Check out Thomas Dolby’s website at http://www.thomasdolby.com/

Or visit Vintage TV For videos like this.

 

Biographical Information about Thomas Dolby

Thomas Morgan Robertson born 14 October 1958, known by the stage name Thomas Dolby, is an English musician, singer and producer. His hit singles include “She Blinded Me with Science” from 1982 and the 1984 single “Hyperactive!”. He has also worked in production and as a session musician, as a technology entrepreneur in Silicon Valley, and as the Music Director for the TED Conference.

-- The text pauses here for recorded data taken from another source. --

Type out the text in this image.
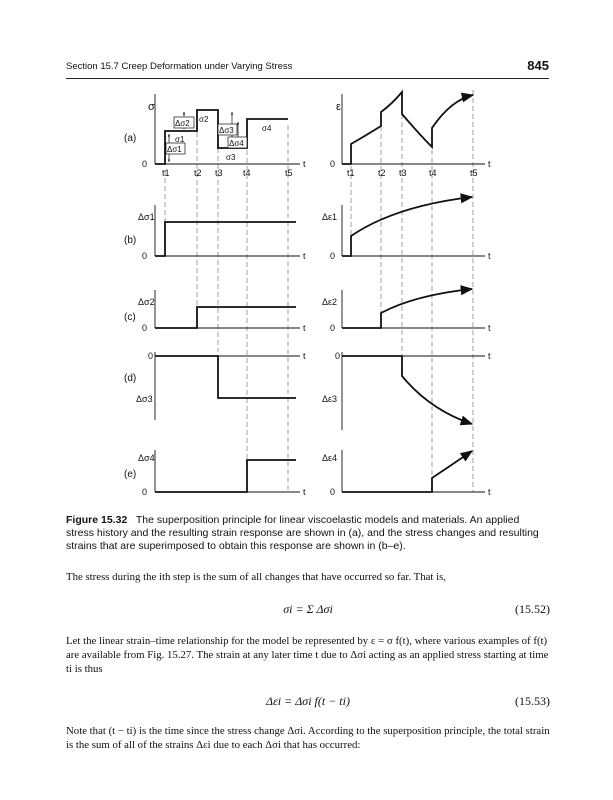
Section 15.7 Creep Deformation under Varying Stress	845
(a)
σ	ε
0	t
t1	t2 t3 t4	t5
Δσ1
Δσ2
Δσ3
Δσ4
σ1
σ2
σ3
σ4
0	t
t1	t2 t3 t4	t5
(b)
0	t
Δσ1
0	t
Δε1
(c)
0	t
Δσ2
0	t
Δε2
(d)
0	t
Δσ3
0	t
Δε3
(e)
0	t
Δσ4
0	t
Δε4
Figure 15.32 The superposition principle for linear viscoelastic models and materials. An applied stress history and the resulting strain response are shown in (a), and the stress changes and resulting strains that are superimposed to obtain this response are shown in (b–e).
The stress during the ith step is the sum of all changes that have occurred so far. That is,
σi = Σ Δσi	(15.52)
Let the linear strain–time relationship for the model be represented by ε = σ f(t), where various examples of f(t) are available from Fig. 15.27. The strain at any later time t due to Δσi acting as an applied stress starting at time ti is thus
Δεi = Δσi f(t − ti)	(15.53)
Note that (t − ti) is the time since the stress change Δσi. According to the superposition principle, the total strain is the sum of all of the strains Δεi due to each Δσi that has occurred:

Currently on faculty at the Peabody Institute at Johns Hopkins University, Dolby will lead Peabody’s Music for New Media program, slated to enroll its first students in the fall semester of 2018. The Thomas Dolby stage name originated from a nickname that he picked up in the early 1970s, when he was “always messing around with keyboards and tapes”.His friends nicknamed him “Dolby”, from the name of the audio noise-reduction process of Dolby Laboratories used for audio recording and playback. Robertson chose to adopt the stage name “Thomas Dolby” to avoid confusion with British singer Tom Robinson, who was popular when Robertson began his career. Early publicity implied that “Dolby” was a middle name, and that the artist’s full name was Thomas Morgan Dolby Robertson; this is legally incorrect, but he does sometimes informally go by the initials TMDR.